Andreas Platthaus: "1813"
Die Völkerschlacht und das Ende der Alten Welt
Als die Welt gebannt nach
Leipzig blickte. Rückblick nach 200 Jahren.
Im Oktober 2013 jährt sich zum zweihundertsten Mal die Völkerschlacht
von Leipzig, ein Wendepunkt der europäischen Geschichte. Napoleon hatte
seine im Vorjahr beim
Russlandfeldzug vernichtete Armee neu aufgestellt und marschierte
gegen die Verbündeten Preußen, Russland, Österreich und Schweden. Im
unmittelbaren Leipziger Umland kam es zur vier Tage währenden
Völkerschlacht, die gewissermaßen einen schaurigen Rekord aufstellte.

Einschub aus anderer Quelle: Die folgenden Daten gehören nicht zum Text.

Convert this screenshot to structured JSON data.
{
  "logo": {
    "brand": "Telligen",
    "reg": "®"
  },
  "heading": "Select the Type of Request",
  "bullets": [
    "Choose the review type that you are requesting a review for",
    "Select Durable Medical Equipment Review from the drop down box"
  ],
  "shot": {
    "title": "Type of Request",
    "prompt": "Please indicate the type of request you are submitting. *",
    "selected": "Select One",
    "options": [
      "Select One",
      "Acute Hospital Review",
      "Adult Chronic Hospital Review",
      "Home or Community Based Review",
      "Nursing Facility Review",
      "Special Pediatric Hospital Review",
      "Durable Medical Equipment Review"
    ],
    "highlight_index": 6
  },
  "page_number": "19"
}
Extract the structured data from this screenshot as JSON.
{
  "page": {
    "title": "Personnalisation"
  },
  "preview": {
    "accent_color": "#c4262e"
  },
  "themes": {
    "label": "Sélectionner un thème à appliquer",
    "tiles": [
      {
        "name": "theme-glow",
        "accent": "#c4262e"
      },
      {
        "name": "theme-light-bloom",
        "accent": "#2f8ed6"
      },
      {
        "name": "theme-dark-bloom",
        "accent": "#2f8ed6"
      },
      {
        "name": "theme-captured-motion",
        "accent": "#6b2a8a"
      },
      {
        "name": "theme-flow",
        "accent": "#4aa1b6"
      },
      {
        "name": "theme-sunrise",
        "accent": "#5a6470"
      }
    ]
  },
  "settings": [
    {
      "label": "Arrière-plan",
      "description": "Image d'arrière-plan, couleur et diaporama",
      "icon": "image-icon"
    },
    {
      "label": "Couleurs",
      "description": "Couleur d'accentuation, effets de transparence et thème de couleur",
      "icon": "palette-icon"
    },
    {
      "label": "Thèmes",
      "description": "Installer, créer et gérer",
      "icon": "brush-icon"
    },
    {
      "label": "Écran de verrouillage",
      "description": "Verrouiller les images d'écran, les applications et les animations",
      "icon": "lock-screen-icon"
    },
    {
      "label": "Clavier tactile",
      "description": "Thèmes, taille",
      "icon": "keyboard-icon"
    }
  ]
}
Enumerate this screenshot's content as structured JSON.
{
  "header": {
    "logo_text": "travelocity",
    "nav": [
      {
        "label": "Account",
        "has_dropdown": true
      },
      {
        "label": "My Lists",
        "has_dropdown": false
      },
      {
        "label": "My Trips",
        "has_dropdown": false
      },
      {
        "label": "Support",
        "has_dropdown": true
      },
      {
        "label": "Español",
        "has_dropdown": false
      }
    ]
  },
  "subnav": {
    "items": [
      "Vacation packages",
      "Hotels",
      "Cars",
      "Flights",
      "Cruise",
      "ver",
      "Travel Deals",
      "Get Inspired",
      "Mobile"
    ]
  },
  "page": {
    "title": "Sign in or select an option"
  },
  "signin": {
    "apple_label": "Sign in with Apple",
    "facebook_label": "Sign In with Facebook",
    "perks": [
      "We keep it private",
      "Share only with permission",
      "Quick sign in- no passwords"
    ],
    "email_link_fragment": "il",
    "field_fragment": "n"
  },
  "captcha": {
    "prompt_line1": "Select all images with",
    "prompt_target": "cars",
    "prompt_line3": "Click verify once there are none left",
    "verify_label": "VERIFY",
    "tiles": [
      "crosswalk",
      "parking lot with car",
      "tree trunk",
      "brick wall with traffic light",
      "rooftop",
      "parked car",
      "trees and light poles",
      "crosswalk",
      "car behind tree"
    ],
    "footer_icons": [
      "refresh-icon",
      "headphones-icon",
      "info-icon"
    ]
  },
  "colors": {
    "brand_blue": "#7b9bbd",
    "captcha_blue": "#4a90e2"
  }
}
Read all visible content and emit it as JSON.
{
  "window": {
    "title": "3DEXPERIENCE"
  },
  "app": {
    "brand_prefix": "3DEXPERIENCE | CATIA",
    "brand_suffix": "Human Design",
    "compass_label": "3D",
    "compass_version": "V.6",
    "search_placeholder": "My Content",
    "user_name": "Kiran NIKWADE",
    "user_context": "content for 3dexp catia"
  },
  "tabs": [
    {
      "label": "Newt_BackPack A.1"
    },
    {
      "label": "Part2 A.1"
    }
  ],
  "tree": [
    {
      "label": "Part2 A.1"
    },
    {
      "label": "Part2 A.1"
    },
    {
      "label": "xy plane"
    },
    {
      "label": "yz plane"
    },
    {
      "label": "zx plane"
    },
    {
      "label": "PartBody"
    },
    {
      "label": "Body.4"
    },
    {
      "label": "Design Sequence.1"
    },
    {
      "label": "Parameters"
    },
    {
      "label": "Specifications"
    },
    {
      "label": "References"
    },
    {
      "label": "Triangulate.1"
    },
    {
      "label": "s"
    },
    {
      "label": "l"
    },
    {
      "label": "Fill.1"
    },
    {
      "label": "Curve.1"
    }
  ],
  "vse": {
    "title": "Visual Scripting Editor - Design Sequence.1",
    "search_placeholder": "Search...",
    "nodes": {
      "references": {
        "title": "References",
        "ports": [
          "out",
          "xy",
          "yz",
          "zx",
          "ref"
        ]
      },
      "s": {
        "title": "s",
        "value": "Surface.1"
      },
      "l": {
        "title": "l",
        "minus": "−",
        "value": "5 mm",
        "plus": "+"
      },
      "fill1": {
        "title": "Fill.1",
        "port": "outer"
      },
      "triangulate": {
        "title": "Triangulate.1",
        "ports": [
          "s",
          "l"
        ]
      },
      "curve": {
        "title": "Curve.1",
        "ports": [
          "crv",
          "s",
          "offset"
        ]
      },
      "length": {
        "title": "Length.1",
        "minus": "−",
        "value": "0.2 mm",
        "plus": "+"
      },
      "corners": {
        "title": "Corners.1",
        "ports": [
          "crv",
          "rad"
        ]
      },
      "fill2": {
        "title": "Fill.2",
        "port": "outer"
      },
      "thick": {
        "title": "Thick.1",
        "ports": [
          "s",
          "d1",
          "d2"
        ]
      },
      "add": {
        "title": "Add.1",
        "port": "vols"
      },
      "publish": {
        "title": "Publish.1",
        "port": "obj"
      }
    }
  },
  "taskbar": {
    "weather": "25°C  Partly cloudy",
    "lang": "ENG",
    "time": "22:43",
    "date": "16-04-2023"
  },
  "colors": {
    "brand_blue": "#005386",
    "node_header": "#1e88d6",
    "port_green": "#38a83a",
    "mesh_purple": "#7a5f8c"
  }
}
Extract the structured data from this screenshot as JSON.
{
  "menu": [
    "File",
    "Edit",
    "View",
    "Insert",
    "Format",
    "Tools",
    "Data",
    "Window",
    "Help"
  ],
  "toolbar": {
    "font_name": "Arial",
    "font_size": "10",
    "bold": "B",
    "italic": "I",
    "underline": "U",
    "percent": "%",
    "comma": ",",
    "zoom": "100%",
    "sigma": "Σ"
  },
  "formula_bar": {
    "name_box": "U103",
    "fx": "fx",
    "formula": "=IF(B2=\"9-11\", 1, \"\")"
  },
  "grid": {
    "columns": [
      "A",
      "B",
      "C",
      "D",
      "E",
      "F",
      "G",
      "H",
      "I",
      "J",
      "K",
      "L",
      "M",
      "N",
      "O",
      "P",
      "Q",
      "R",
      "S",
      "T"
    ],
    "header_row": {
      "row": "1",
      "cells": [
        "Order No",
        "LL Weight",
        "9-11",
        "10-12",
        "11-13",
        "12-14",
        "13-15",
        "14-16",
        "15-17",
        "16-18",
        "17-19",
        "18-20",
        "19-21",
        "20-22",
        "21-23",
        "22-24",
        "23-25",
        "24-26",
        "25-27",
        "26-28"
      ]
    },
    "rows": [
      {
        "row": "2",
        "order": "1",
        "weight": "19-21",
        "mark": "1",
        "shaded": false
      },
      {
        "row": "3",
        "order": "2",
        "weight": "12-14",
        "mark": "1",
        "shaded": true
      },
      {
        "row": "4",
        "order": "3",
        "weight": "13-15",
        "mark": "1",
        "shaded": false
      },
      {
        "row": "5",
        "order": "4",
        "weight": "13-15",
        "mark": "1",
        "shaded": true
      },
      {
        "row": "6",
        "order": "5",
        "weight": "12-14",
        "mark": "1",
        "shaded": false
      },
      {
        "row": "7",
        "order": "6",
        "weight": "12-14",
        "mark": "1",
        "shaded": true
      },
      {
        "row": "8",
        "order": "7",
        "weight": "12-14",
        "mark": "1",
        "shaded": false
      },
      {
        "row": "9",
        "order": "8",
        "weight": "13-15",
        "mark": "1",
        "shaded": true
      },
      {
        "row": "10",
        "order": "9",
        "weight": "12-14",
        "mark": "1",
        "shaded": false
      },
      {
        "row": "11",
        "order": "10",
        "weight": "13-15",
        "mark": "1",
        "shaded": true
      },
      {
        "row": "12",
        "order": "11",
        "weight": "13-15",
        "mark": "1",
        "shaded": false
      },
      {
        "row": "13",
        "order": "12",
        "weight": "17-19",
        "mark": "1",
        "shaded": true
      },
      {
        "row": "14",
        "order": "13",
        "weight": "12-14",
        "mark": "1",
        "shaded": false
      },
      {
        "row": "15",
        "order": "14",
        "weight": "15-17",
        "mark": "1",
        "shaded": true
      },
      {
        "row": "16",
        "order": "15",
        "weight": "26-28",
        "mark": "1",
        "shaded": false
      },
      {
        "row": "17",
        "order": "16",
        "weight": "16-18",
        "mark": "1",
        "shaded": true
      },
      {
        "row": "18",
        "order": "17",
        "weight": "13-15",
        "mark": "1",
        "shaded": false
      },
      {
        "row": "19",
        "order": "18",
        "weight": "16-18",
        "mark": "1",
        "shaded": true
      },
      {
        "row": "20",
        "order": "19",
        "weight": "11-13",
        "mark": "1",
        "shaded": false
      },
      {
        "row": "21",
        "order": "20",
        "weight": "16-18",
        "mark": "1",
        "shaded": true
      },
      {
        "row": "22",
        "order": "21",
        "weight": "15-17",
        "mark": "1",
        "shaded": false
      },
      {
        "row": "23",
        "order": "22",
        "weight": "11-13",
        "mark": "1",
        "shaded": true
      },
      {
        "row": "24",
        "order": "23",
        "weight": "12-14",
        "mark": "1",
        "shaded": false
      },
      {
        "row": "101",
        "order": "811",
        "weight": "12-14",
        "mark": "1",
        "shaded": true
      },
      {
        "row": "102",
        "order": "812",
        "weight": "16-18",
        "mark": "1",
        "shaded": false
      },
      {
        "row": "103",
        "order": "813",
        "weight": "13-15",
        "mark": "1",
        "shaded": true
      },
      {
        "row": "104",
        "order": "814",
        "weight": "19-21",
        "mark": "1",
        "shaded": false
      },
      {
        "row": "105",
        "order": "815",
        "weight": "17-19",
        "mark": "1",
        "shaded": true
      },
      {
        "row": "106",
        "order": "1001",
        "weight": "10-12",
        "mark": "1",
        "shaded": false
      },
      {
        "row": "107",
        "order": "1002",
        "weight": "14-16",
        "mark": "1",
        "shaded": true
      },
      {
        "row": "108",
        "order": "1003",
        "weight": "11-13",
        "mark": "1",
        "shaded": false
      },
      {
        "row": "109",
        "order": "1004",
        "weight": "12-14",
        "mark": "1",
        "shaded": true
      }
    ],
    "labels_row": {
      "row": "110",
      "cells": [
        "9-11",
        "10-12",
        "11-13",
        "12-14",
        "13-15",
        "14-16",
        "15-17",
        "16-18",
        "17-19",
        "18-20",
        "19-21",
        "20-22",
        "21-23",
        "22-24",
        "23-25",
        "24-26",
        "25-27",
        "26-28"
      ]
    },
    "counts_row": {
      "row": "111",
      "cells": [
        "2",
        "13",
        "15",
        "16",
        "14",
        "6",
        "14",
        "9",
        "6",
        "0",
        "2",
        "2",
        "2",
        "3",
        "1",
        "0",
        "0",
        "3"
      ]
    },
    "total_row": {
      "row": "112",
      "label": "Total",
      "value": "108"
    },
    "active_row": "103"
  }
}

Etwa 600.000 Soldaten standen einander gegenüber. Einmalig ist auch die
Anzahl der Opfer dieser einen Schlacht: an die hunderttausend Gefallene
und rund halb so viele zivile Tote - sämtliche Zahlen schwanken
allerdings je nach Quelle.
Manche Strategie, etwa der regierende Monarch als Heerführer, sollte zum
letzten Mal in größerem Umfang zum Einsatz kommen, während sich die eine
oder andere Neuerung künftig etablieren würde. Napoleons Rheinbund löste
sich auf. Keine Frage, die Völkerschlacht bildet eine gewaltige Zäsur in
der europäischen Geschichte.
Andreas Platthaus erzählt in seinem Buch den Verlauf der Schlacht nach,
er erläutert die Vorgeschichte, umreißt die Folgen; aber auch die Viten
und Persönlichkeiten der einzelnen Protagonisten, darunter neben den
beteiligten Monarchen - Napoleon, dem Zaren, dem preußischen König, dem
österreichischen Kaiser und dem schwedischen Thronfolger sowie dem mit Napoleon
verbündeten und höchst unglücklich situierten sächsischen König - einige
bedeutende militärische Befehlshaber, der mit der Berichterstattung
beauftragte Verleger F. A. Brockhaus und nicht zuletzt auch Goethe,
der vom Napoleon-Verehrer schließlich zu einem Befürworter des sich nach
der Völkerschlacht etablierenden deutschen Nationalismus wurde.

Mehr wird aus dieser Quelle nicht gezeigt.